Voice vs. TonePeople tend to get these confused. Remember this: The UB voice should come through in all of our content, while the tone can fluctuate based on the situation of the reader.
- Voice: informs all written copy and visuals, including your website, brochures, fliers, emails, etc.
- Tone: changes to suit the situation; a blog post should be different than an error message
Our voice helps readers understand who we are. It expresses our personality and reinforces our brand.
The UB Voice
- informal and fun but not sloppy
- smart and purposeful but not complicated
- helpful and engaging but not overbearing
- clever and edgy but not trite
- direct and genuine but not pushy
Talk to your reader. You are writing to a person, so speak to them and not at them. Use the word "you" in your writing as if you are having a conversation. Contractions can be used to convey an approachable, friendly tone.
Instead of: Our online database assists students with finding job opportunities that match their interests.
Try this: Through our online database, you'll find job opportunities that match your interests.
Relate to your reader. Write like you speak. Don't use institutional lingo or insider jargon. Avoid acronyms at all times, unless otherwise specified in our Editorial Style Guide.

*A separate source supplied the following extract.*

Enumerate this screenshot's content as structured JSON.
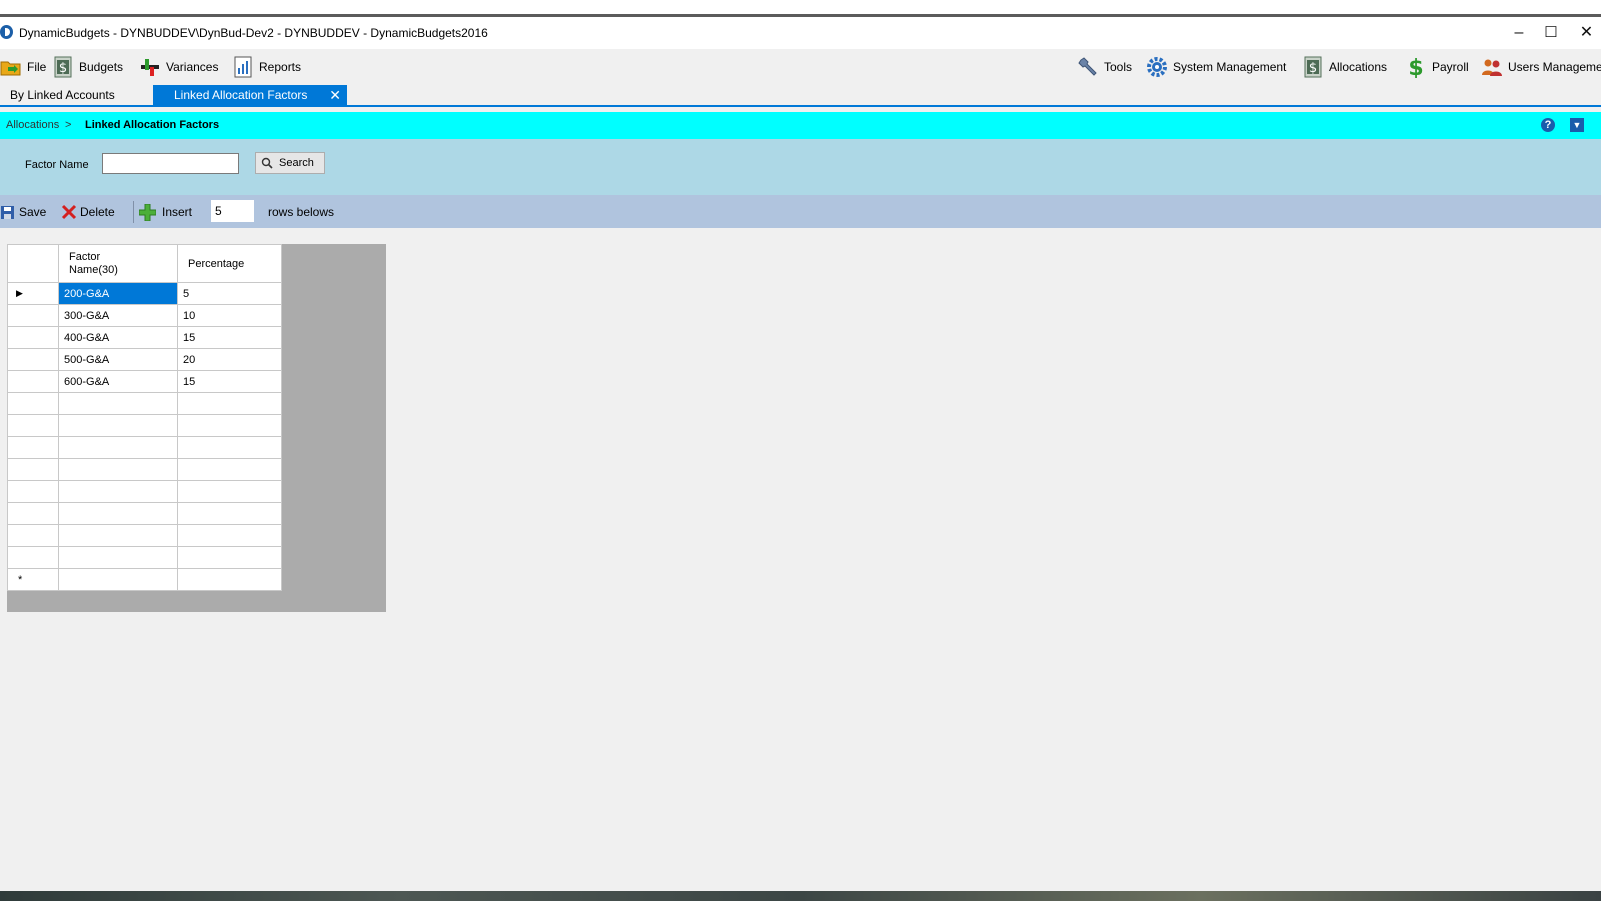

Instead of: Our student success reporting unit, ABC, incorporates praxis into the educational pedagogy.
Try this: We can connect you with hands-on learning experiences.
Clarify things for your reader. Get to the point you're trying to make. Focus on what is important instead of trying to include every detail.
Instead of: If you or a guest needs special seating accommodations we will be happy to make arrangements for you. Unfortunately, we are not able to provide seat location information in advance, but we do our best to reserve seats so that guests are seated together.
Try this: We are happy to make disability seating available for you or a guest and will do our best to seat groups together.
Motivate your reader. Make your call to action clear to your audience. Use strong verbs so they know exactly what you want them to do, know or feel.
Instead of: Click here if you need additional resources for parents and families.
Try this: Download more parent and family resources.
Enlighten your reader. Back up your statements with facts. Share real, honest stories.
Instead of: Patrons who have utilized our center have reported a significant impact on their professional development.
Try this: Ninety percent of recent graduates reported UB had an impact on their professional development.